I don’t know what it is about spin classes but they intimidate the crap out of me. Everyone seems to be one step away from Tour de France qualification, you have to attach yourself to the equipment so you can’t run away and it’s an entire hour of working my wimpiest muscle group, the one that’s always first to cry uncle.

Also, I’ve just discovered you have to book—and pay for—the bike in advance. So I can’t fall back on my usual habit and come up with some elaborate, last minute excuse to save my quads from this imagined hell. Not unless I want to kiss $20 goodbye. That kind of money could buy five coffees or two jars of amazing peanut butter. That logic should give you a good indication as to why spin class is a necessary addition to my life.

I have never been athletically-inclined. Back in grade school, we had sports days when everyone in the school would compete to earn points for their house. The only event I can remember participating in was the mandatory 100 yard sprint. They would blow the whistle and I would run like I had never run before. Run like there was a tiger chasing me. Run like there was an ice cream truck about to disappear around the corner. I focused on the goal and gave it my all. Then I watched each one of my classmates cross the finish line while I continued to knock my knees half way down the field.

Despite my inabilities, I convinced myself that joining a sports teams in high school was a great way to convince people I was not a loser. The only team that didn’t have try-outs was the swim team. I guess they figured it didn’t matter how good you were as long as you weren’t going to drown. The good kids would win. The kids like me would lose but get half a day off school. Win win!

My biggest problem with swimming, other than not being able to breathe, is the flip turn. There is something in the logic of the movement that is completely lost on me. I experienced this same lack of comprehension more recently in step class, only this time I didn’t end up going sideways through someone else’s territory, which is precisely what I did at my first and final swim meet.

After that, I think I accepted that fitness would never really be a part of my life.
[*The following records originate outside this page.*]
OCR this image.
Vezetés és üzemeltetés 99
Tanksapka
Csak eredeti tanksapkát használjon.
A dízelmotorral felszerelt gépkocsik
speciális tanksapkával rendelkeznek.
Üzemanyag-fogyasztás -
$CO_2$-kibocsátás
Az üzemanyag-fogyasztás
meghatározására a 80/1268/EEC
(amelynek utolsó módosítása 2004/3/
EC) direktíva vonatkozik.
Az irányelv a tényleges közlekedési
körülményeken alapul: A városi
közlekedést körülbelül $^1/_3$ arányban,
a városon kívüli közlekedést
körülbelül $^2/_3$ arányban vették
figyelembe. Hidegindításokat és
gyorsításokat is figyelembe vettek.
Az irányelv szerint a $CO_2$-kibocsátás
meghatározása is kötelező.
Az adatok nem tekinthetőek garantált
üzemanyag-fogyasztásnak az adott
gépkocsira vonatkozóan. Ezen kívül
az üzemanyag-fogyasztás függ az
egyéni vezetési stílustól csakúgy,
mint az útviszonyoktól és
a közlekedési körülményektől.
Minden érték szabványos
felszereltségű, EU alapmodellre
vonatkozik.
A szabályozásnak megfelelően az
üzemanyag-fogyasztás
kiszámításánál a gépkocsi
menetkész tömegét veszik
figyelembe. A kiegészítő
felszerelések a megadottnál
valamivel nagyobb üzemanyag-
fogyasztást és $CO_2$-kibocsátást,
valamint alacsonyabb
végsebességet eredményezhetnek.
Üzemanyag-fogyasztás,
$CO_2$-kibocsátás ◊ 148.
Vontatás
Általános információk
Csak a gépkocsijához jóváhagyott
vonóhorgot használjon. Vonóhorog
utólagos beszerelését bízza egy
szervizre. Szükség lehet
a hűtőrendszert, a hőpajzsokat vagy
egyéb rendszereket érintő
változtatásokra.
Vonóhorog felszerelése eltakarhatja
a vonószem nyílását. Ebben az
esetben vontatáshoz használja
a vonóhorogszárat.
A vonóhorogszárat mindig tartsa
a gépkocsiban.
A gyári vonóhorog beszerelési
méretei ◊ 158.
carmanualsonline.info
I created a narrative of failure in my mind. I dabbled with it every once in a while, but always felt like it was on a higher plain than I could ever reach. Every class I tried would leave me dying on the floor or wiping away tears. Again, I would see everyone else trudging forward, rocking those mountain climbers like they were born to run horizontally. And there I would be, sloppy and uncoordinated, unable to handle the burn.

But two months ago, my spin friend asked if I would join her for a birthday fitness class. You have to understand, this woman would do anything for her friends. She gave me one of the best birthdays I’ve had in years. So the absolute least I could do for her on her birthday was endure an hour of pain and embarrassment.

To my shock and amazement, the class was incredible. The instructor was amazing, the music was motivating and the moves felt like they were going to make a difference. I loved every minute, even the parts where my quads felt like they were swimming in acid.

I officially drank the BODYPump Kool-Aid and have kept coming back for more. I even tried some cardio classes, despite my hate-hate relationship with cardio. The step class is the most amusing. The instructor said it takes about ten tries to graduate from uncoordinated mess to only slightly incompetent. Seven more to go and no ankle injuries yet!

So what’s happening with spin? I swallowed my fear and said yes—not just because she dangled a post-workout carrot by making a dinner reservation at our favourite restaurant. This time, I think I can actually do it.